There is a good reason this paper is (a) not published in a mainstream journal and (b) has never been cited. There is a reason your Google searches did not turn up lots of citations of Sharma experiments, Sharma energy loss, and the Sharma effect. There is a reason your Google searches turned up a bunch of mainstream physics which you had to misread in order to find support.

Sorry, Sig, you got tricked by a lone crackpot.

I seem to recall that Dr. Singh dedicated a chapter of Big Bang to Sharma?

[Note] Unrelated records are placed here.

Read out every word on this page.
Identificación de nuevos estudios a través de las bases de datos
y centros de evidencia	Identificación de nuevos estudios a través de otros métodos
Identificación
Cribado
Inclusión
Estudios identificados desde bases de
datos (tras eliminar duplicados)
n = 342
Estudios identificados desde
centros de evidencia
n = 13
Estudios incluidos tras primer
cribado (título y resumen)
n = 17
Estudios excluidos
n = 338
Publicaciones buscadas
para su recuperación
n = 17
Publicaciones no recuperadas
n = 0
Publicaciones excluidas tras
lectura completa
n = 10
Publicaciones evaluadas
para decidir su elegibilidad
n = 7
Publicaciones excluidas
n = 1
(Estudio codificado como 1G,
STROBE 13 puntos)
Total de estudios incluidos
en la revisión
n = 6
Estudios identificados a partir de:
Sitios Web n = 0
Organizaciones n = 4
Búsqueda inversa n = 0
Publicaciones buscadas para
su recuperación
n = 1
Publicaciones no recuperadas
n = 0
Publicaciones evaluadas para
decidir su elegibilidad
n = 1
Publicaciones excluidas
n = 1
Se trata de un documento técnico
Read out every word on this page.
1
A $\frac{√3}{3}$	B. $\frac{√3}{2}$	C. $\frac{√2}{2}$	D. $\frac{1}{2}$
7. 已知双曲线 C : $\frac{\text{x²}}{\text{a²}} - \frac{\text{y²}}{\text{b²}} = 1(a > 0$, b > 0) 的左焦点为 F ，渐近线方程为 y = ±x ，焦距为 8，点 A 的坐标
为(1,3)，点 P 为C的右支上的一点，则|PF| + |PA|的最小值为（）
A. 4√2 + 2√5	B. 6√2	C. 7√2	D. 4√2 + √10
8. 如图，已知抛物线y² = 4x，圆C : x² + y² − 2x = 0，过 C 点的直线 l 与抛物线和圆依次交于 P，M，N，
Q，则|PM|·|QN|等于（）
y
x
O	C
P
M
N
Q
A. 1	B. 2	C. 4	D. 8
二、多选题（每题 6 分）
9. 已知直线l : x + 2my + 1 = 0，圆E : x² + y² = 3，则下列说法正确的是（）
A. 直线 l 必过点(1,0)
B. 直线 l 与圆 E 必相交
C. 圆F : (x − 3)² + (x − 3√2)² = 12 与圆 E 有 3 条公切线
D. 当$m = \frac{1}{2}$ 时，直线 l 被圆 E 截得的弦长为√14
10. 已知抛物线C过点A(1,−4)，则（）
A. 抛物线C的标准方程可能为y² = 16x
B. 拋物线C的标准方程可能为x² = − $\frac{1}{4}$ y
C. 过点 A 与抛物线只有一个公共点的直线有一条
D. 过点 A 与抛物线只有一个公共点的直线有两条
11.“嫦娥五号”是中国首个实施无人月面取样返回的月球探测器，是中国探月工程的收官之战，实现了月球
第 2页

Long story short, Sharma sent letters to physicists and newspapers. He received a little bit of media attention because journalists just didn't have the technical background to recognize that he was a crackpot and didn't see any point in soliciting expert opinions. Nothing's changed.

Physicists reviewed his equations, sometimes replied to him by pointing out his errors, and he continued undaunted and seemed essentially uninterested in the thoughts of others working in the field.

As a consequence, his errors compounded and he became decreasingly connected to facts and actual experimental results, and is now essentially irrelevant except as an historical footnote about celebrity.
 
You mean Simon Singh? Amazon Book Search doesn't reveal any such dedication.

Sorry 'dedicate' may have not been the right word. I mean there was a chapter about Sharma in Big Bang.

I'll grab my copy when I get home. I may be mixing him up with another crackpot.